確認用には、残ったクロスのラベル、材料表面、補修したい壁の全体と接写をそろえます。表面の写真は、色を加工するフィルターを使わず、影が強く出ない条件で撮ると比較しやすくなります。ただし、写真や画面の色だけでは最終判断できません。材料の変色、におい、カビ、糊の状態など気になる点があれば、使う前に相談してください。
現場ごとの保管メモを一枚付けておく
保管メモには、現場名、使用した部屋、メーカー、品番、ロット、未開封か開封済みか、残量、確認日を記入します。例えば「現場A・廊下壁用・品番はラベル写真参照・開封済み1巻・残量概算」としておけば、分からない情報を分からないまま引き継げます。現場名に個人名を使う場合は、社外へ写真を送る前に伏せるなど、共有範囲にも気を付けます。
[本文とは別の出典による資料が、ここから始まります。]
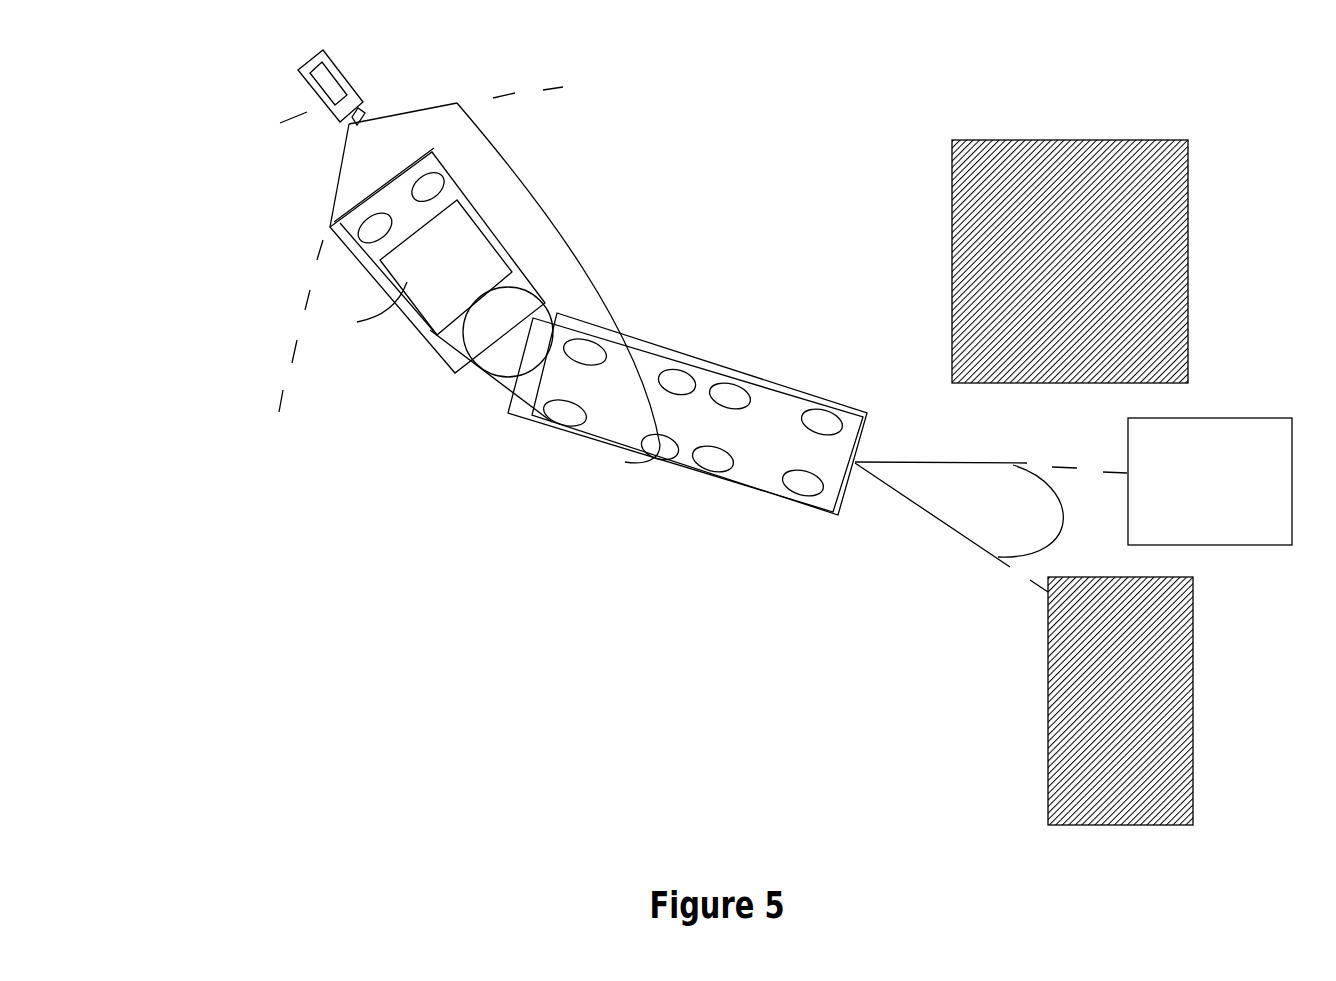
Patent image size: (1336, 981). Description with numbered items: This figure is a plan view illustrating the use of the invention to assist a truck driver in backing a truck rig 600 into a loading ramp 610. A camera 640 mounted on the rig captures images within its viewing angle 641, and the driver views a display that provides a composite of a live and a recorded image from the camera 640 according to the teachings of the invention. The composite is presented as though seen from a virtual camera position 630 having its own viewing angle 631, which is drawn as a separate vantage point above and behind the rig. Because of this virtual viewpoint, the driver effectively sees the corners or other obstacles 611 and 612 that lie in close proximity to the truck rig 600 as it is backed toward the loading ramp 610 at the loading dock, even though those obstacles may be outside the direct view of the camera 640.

The truck rig 600 is at (768, 447).
The loading ramp 610 is at (1238, 423).
The corner or other obstacle 611 is at (953, 343).
The corner or other obstacle 612 is at (1048, 592).
The virtual camera position 630 is at (307, 111).
The viewing angle of virtual camera position 631 is at (300, 383).
The camera 640 is at (860, 408).
The viewing angle of camera 641 is at (938, 505).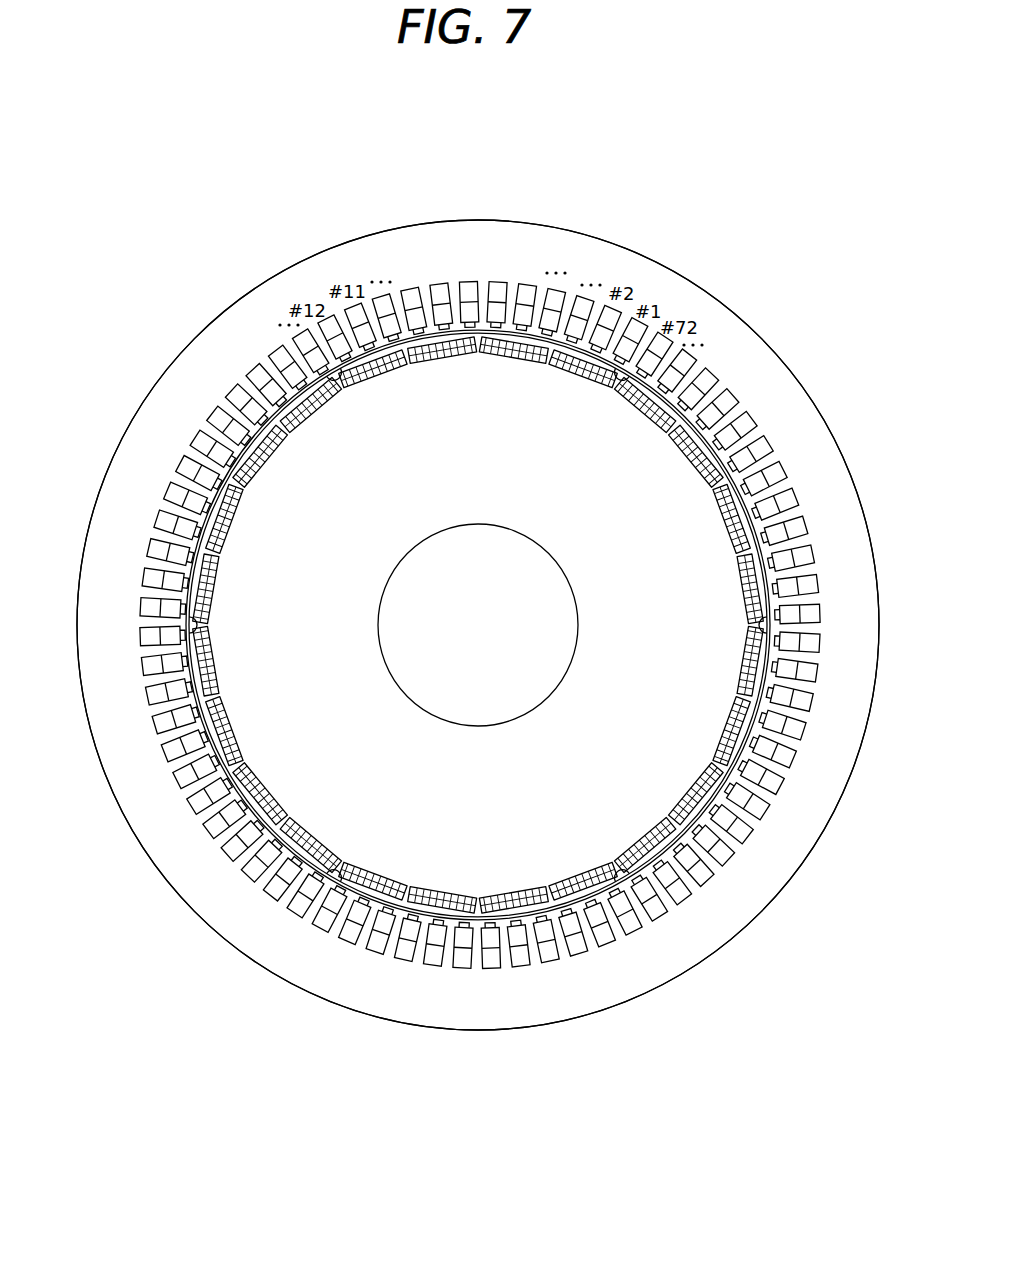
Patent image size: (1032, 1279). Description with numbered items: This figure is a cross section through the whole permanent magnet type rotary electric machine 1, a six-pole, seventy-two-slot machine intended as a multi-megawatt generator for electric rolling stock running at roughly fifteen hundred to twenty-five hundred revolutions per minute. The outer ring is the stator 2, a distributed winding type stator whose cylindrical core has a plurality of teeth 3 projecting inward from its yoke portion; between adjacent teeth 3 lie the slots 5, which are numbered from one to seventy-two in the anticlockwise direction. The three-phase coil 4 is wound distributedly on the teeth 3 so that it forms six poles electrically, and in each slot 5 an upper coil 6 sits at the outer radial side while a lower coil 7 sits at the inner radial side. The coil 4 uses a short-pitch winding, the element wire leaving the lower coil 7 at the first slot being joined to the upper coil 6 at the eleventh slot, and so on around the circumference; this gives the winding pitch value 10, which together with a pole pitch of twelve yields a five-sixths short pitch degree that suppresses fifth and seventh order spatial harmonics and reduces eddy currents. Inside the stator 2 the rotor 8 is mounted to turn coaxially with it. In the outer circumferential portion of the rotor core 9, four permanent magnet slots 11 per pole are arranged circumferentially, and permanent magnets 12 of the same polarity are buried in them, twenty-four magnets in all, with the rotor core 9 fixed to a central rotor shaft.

The permanent magnet type rotary electric machine 1 is at (634, 208).
The stator 2 is at (735, 358).
The teeth 3 is at (745, 477).
The coil 4 is at (443, 221).
The slot 5 is at (270, 350).
The upper coil 6 is at (469, 297).
The lower coil 7 is at (442, 315).
The rotor 8 is at (727, 803).
The rotor core 9 is at (613, 778).
The winding pitch value 10 is at (465, 680).
The permanent magnet slots 11 is at (252, 787).
The permanent magnets 12 is at (277, 852).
メモは商品ラベルを隠す位置に貼らず、ラベル写真のファイル名や管理番号と対応させます。似た品番を略称だけで書くのは避け、末尾の数字や記号も残します。複数の巻をまとめる場合は、同じメーカー・同じ品番というだけで一括せず、ロットや開封状態が違うものを区別します。担当者が変わっても、ラベルと現物を見ればたどれる記録が理想です。
保管を続けるか、相談するかを判断する
補修に使う予定が具体的にあるなら、使用場所と必要量を確認して保管します。予定がない材料は、棚を移動するだけで先送りせず、品番や状態が分かるうちに整理を検討しましょう。外装が傷んでからラベルを探すより、情報が残っている段階で相談する方が状況を伝えやすくなります。
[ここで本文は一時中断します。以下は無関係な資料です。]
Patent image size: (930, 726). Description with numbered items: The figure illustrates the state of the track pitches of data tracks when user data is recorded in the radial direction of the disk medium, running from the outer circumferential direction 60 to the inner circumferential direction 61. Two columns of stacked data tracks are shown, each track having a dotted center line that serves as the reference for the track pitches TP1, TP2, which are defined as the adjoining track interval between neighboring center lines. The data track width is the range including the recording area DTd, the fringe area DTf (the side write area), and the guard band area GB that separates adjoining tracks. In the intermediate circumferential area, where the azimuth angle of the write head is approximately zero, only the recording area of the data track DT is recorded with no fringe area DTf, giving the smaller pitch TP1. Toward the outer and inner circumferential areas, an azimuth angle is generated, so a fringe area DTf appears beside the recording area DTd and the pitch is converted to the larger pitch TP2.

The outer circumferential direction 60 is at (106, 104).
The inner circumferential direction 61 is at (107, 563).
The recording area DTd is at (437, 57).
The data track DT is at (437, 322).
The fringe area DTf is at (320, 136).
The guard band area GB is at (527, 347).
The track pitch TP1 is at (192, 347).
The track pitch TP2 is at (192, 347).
圓屋へ相談する場合も、クロスの品番・数量・開封状態・保管状態が分かる情報を添えてください。壁紙の種類や残量によって取り扱い判断は異なります。使いかけの材料や長期保管品を一律に買取できるとは限らないため、持ち込む前に確認するのがおすすめです。まずは保管情報を整理し、再利用できる材料と相談が必要な材料を分けるところから始めてみてください。
確認チェックリスト
- メーカー・品番・ロットのラベル写真がある
- 未開封と開封済みを区別した
- 残量の単位と概算かどうかを記録した
- 糊付き材料を別に確認した
- 外装表示に合った保管場所と置き方にした
- 再利用先または相談先を決めた
参考にした公式情報
情報確認日:2026年9月11日。製品例は表示の確認用であり、手元の商品との同一性や施工適合を保証するものではありません。最新の仕様・取り扱いはメーカーの公式資料をご確認ください。